Higher productivity, more people
Robotic industries tend not to reduce the number of workers, and often even hire more employees. An international example where this is the case is Germany, where the number of robots employed in the automotive industry is one of the highest in the world. According to the International Robotics Federation, human employees are not excluded from this field - on the contrary, the number of people working in the automotive sector rose from 720,000 in 2010 to almost 850,000 in 2019.
Why is this the case? Well, after automating one production line, it increases its productivity while others also have to keep up the pace, and so the need for new jobs increases. A Canadian study found that companies that automated and robotised processes also employed about 15 per cent more people than those who did not. The same trend is observed in Lithuania, even though statistical research has not been conducted in this area so far.
In terms of automation, the benefits of employing robots for product quality and process consistency are also worth exploring. Robotic individual functions increase the company's overall productivity and ensure uniform product quality and uniformity of work performance, making it easier to predict the amount of production, successfully increasing it.
One Swedish mining company that robotised work processes maintained its 200 employees, but its output increased from 350,000 tons to 600,000 tons.
Robotic systems are self-contained and require little maintenance. They are programmed to perform as many actions as needed and for as long as necessary and are only checked after three years of maintenance. However, robots are not designed to push people out of the labour market or replace them everywhere. But they can become co-workers, freeing them from hard labour, and creating conditions for success and even the chance to earn more.

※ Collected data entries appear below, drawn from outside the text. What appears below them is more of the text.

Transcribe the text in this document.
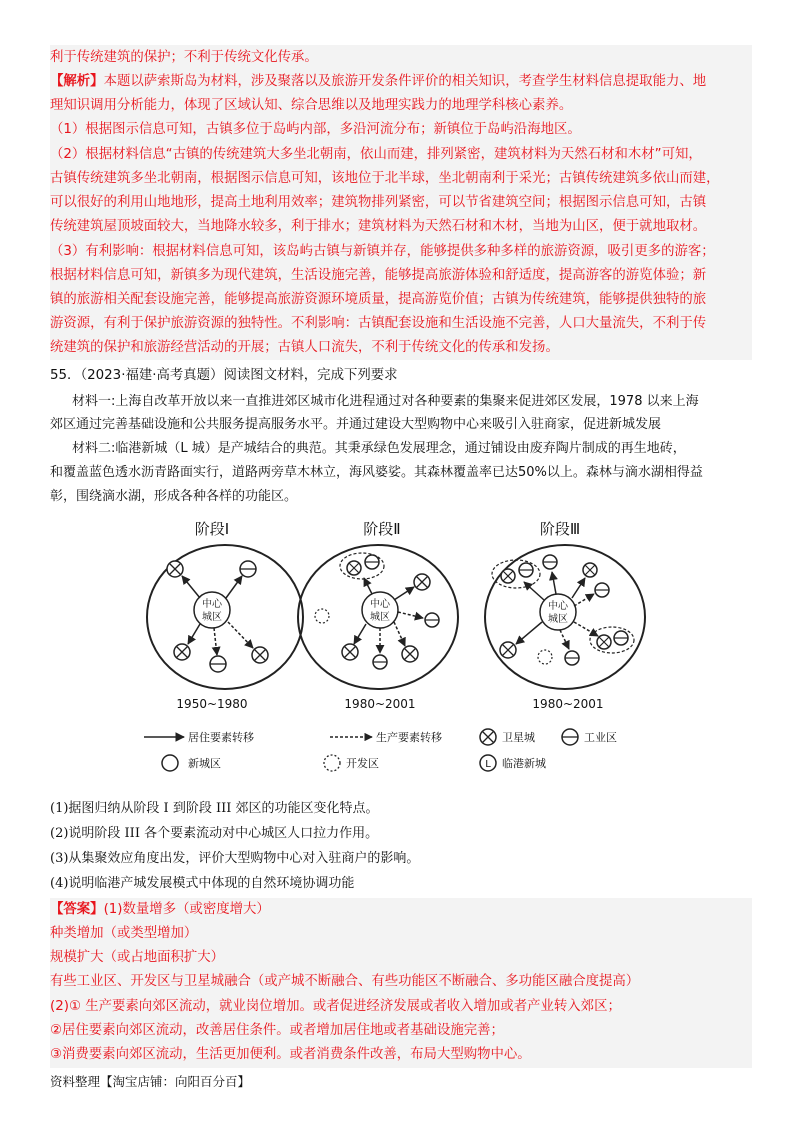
利于传统建筑的保护；不利于传统文化传承。
【解析】本题以萨索斯岛为材料，涉及聚落以及旅游开发条件评价的相关知识，考查学生材料信息提取能力、地
理知识调用分析能力，体现了区域认知、综合思维以及地理实践力的地理学科核心素养。
（1）根据图示信息可知，古镇多位于岛屿内部，多沿河流分布；新镇位于岛屿沿海地区。
（2）根据材料信息“古镇的传统建筑大多坐北朝南，依山而建，排列紧密，建筑材料为天然石材和木材”可知，
古镇传统建筑多坐北朝南，根据图示信息可知，该地位于北半球，坐北朝南利于采光；古镇传统建筑多依山而建，
可以很好的利用山地地形，提高土地利用效率；建筑物排列紧密，可以节省建筑空间；根据图示信息可知，古镇
传统建筑屋顶坡面较大，当地降水较多，利于排水；建筑材料为天然石材和木材，当地为山区，便于就地取材。
（3）有利影响：根据材料信息可知，该岛屿古镇与新镇并存，能够提供多种多样的旅游资源，吸引更多的游客；
根据材料信息可知，新镇多为现代建筑，生活设施完善，能够提高旅游体验和舒适度，提高游客的游览体验；新
镇的旅游相关配套设施完善，能够提高旅游资源环境质量，提高游览价值；古镇为传统建筑，能够提供独特的旅
游资源，有利于保护旅游资源的独特性。不利影响：古镇配套设施和生活设施不完善，人口大量流失，不利于传
统建筑的保护和旅游经营活动的开展；古镇人口流失，不利于传统文化的传承和发扬。
55．（2023·福建·高考真题）阅读图文材料，完成下列要求
材料一:上海自改革开放以来一直推进郊区城市化进程通过对各种要素的集聚来促进郊区发展，1978 以来上海
郊区通过完善基础设施和公共服务提高服务水平。并通过建设大型购物中心来吸引入驻商家，促进新城发展
材料二:临港新城（L 城）是产城结合的典范。其秉承绿色发展理念，通过铺设由废弃陶片制成的再生地砖，
和覆盖蓝色透水沥青路面实行，道路两旁草木林立，海风婆娑。其森林覆盖率已达50%以上。森林与滴水湖相得益
彰，围绕滴水湖，形成各种各样的功能区。
阶段Ⅰ	阶段Ⅱ	阶段Ⅲ
中心
城区
1950~1980
中心
城区
1980~2001
中心
城区
1980~2001
居住要素转移	生产要素转移	卫星城	工业区
新城区	开发区	L 临港新城
(1)据图归纳从阶段 I 到阶段 III 郊区的功能区变化特点。
(2)说明阶段 III 各个要素流动对中心城区人口拉力作用。
(3)从集聚效应角度出发，评价大型购物中心对入驻商户的影响。
(4)说明临港产城发展模式中体现的自然环境协调功能
【答案】(1)数量增多（或密度增大）
种类增加（或类型增加）
规模扩大（或占地面积扩大）
有些工业区、开发区与卫星城融合（或产城不断融合、有些功能区不断融合、多功能区融合度提高）
(2)① 生产要素向郊区流动，就业岗位增加。或者促进经济发展或者收入增加或者产业转入郊区；
②居住要素向郊区流动，改善居住条件。或者增加居住地或者基础设施完善；
③消费要素向郊区流动，生活更加便利。或者消费条件改善，布局大型购物中心。
资料整理【淘宝店铺：向阳百分百】
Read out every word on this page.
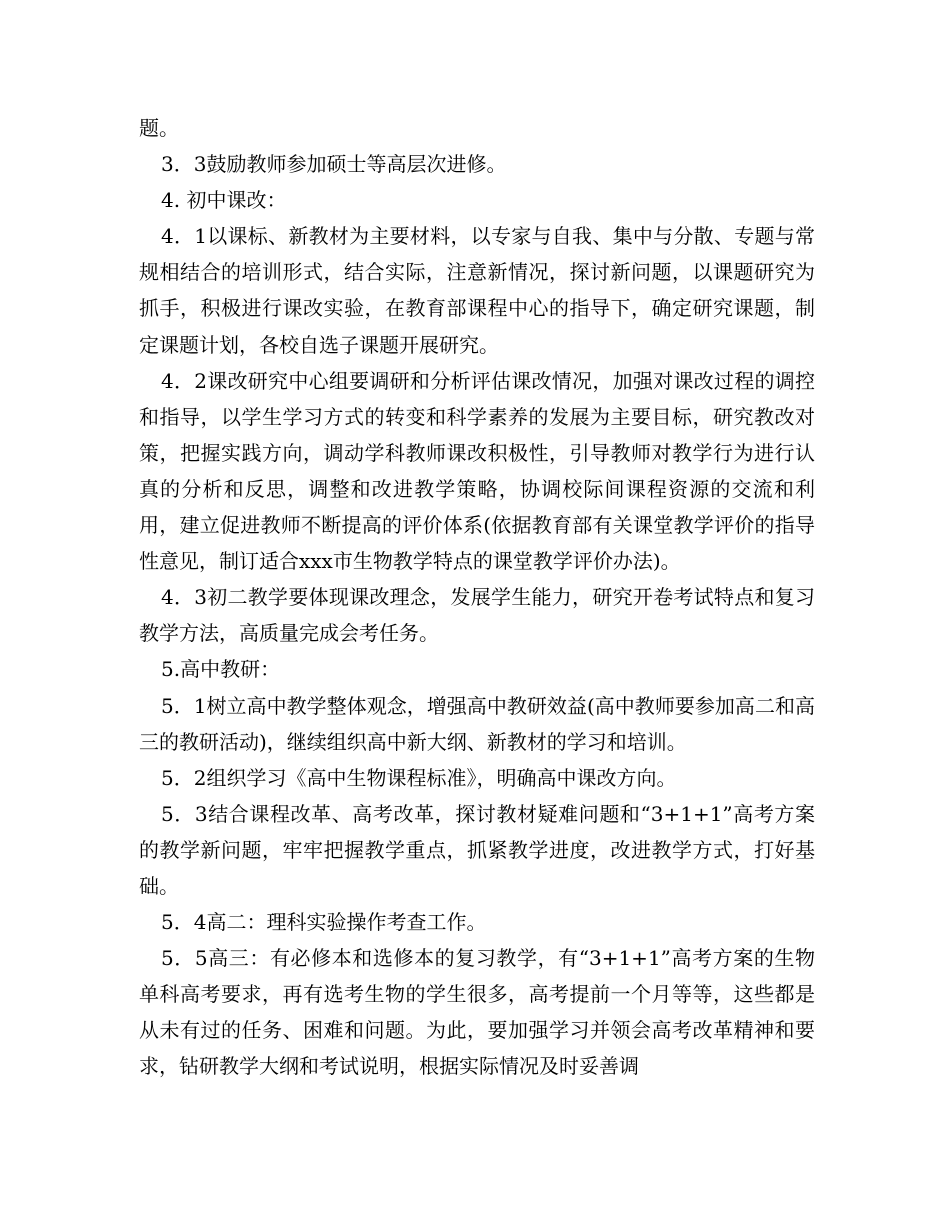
题。

3．3鼓励教师参加硕士等高层次进修。

4. 初中课改：

4．1以课标、新教材为主要材料，以专家与自我、集中与分散、专题与常规相结合的培训形式，结合实际，注意新情况，探讨新问题，以课题研究为抓手，积极进行课改实验，在教育部课程中心的指导下，确定研究课题，制定课题计划，各校自选子课题开展研究。

4．2课改研究中心组要调研和分析评估课改情况，加强对课改过程的调控和指导，以学生学习方式的转变和科学素养的发展为主要目标，研究教改对策，把握实践方向，调动学科教师课改积极性，引导教师对教学行为进行认真的分析和反思，调整和改进教学策略，协调校际间课程资源的交流和利用，建立促进教师不断提高的评价体系(依据教育部有关课堂教学评价的指导性意见，制订适合xxx市生物教学特点的课堂教学评价办法)。

4．3初二教学要体现课改理念，发展学生能力，研究开卷考试特点和复习教学方法，高质量完成会考任务。

5.高中教研：

5．1树立高中教学整体观念，增强高中教研效益(高中教师要参加高二和高三的教研活动)，继续组织高中新大纲、新教材的学习和培训。

5．2组织学习《高中生物课程标准》，明确高中课改方向。

5．3结合课程改革、高考改革，探讨教材疑难问题和“3+1+1”高考方案的教学新问题，牢牢把握教学重点，抓紧教学进度，改进教学方式，打好基础。

5．4高二：理科实验操作考查工作。

5．5高三：有必修本和选修本的复习教学，有“3+1+1”高考方案的生物单科高考要求，再有选考生物的学生很多，高考提前一个月等等，这些都是从未有过的任务、困难和问题。为此，要加强学习并领会高考改革精神和要求，钻研教学大纲和考试说明，根据实际情况及时妥善调
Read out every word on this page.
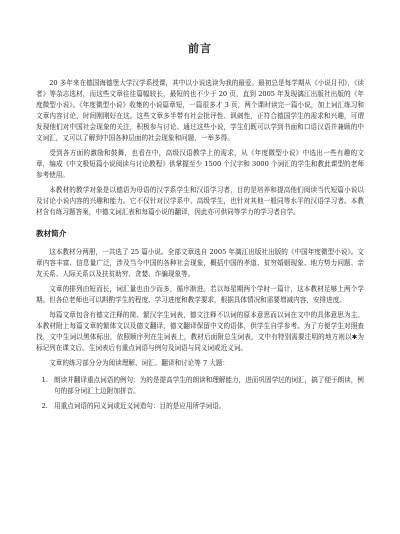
前言

20 多年来在德国海德堡大学汉学系授课，其中以小说选读为我的最爱。最初总是每学期从《小说月刊》，《读者》等杂志选材，而这些文章往往篇幅较长，最短的也不少于 20 页，直到 2005 年发现漓江出版社出版的《年度微型小说》。《年度微型小说》收集的小说篇章短，一篇很多才 3 页，两个课时读完一篇小说，加上词汇练习和文章内容讨论，时间刚刚好在这。这些文章多半带有社会批评性、讽刺性，正符合德国学生的需求和兴趣，可谓发现他们对中国社会现象的关注，积极参与讨论。通过这些小说，学生们既可以学到书面和口语汉语并兼顾的中文词汇，又可以了解到中国各种层面的社会现象和问题，一举多得。

受到各方面的激励和鼓舞，也看在中，高级汉语教学上的需求，从《年度微型小说》中选出一些有趣的文章，编成《中文极短篇小说阅读与讨论教程》供掌握至少 1500 个汉字和 3000 个词汇的学生和教此课型的老师参考使用。

本教材的教学对象是以德语为母语的汉学系学生和汉语学习者，目的是培养和提高他们阅读当代短篇小说以及讨论小说内容的兴趣和能力。它不仅针对汉学系中、高级学生，也针对其他一般同等水平的汉语学习者。本教材含有练习题答案，中德文词汇表和每篇小说的翻译，因此亦可供同等学力的学习者自学。

教材简介

这本教材分两册，一共选了 25 篇小说。全部文章选自 2005 年漓江出版社出版的《中国年度微型小说》。文章内容丰富、信息量广泛，涉及当今中国的各种社会现象，概括中国的孝道、贫穷婚姻现象、地方势力问题、亲友关系、人际关系以及扶贫助穷、贪婪、诈骗现象等。

文章的排列由短而长，词汇量也由少而多，循序渐进。若以每星期两个学时一篇计，这本教材足够上两个学期。但各位老师也可以斟酌学生的程度、学习进度和教学要求，根据具体情况和需要增减内容，安排进度。

每篇文章包含有德文注释的简、繁汉字生词表，德文注释不以词的原本意思而以词在文中的具体意思为主。本教材附上每篇文章的繁体文以及德文翻译，德文翻译保留中文的语体，供学生自学参考。为了方便学生对照查找，文中生词以黑体标出，依照顺序列在生词表上，教材后面附总生词表，文中有特别需要注明的地方则以✱为标记列在课文后。生词表后有重点词语与例句及词语与同义词或近义词。

文章的练习部分分为阅读理解、词汇、翻译和讨论等 7 大题：

1. 朗读并翻译重点词语的例句：为的是提高学生的朗读和理解能力，进而巩固学过的词汇，搞了便于朗读，例句的部分词汇上边附加拼音。
2. 用重点词语的同义词或近义词造句：目的是应用所学词语。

When the brain is employed, wages increase
Today, robots are usually employed where physical and monotonous work related to moving heavy or light objects is performed. The functions of loading into a line, unloading from it, and stacking in transport pallets are usually robotic in a specific order, and less often, the tasks of intermediate reloading when things are transferred from one place to another.
For example, let's have a look at a concrete mix production line where 25-40 kg of the mix is added to a bag, where it takes two humans to take the heavy weights and place them on a pallet. Such working conditions are subject to special safety and health requirements, and people who have worked for several hours are sent elsewhere due to the high load on their muscles. Persistent heavy exercise puts you at risk of causing damage to your health in the long run, and by robotising this process, jobs are shared out to others, just not in the same ratio. In the case of concrete bags, instead of two, there is one better-paid job - the production line operator.
This new job will be taken by the same people who used to lift the concrete bags, and the skills needed to operate robotic systems could be acquired through training and instruction provided by installers and instructors. All it takes is some willing, and the muscle work is being replaced by brain work for which the worker will also receive a much more competitive salary. In this way, the loader becomes a line operator, receiving other responsibilities, a higher salary, a qualitative change in his CV, and wider career opportunities in the labour market.
We all understand that reloading bags will never be paid in the same way as an engineer's job. Therefore, we must choose whether we want to be a country of cheap labour, or a high value-added country. Lithuania does not wish to compare with India or China, where there is excessive and monotonous manual work that anyone can do.
Lithuania wishes to become a middle-income country, and so its workers' wages must rise. By employing robotic technology, we are encouraging faster wage growth – ultimately the operator of a robotics-led workplace can expect a dozen-per cent increase in salary than an employee carrying out manual work on a conveyor belt.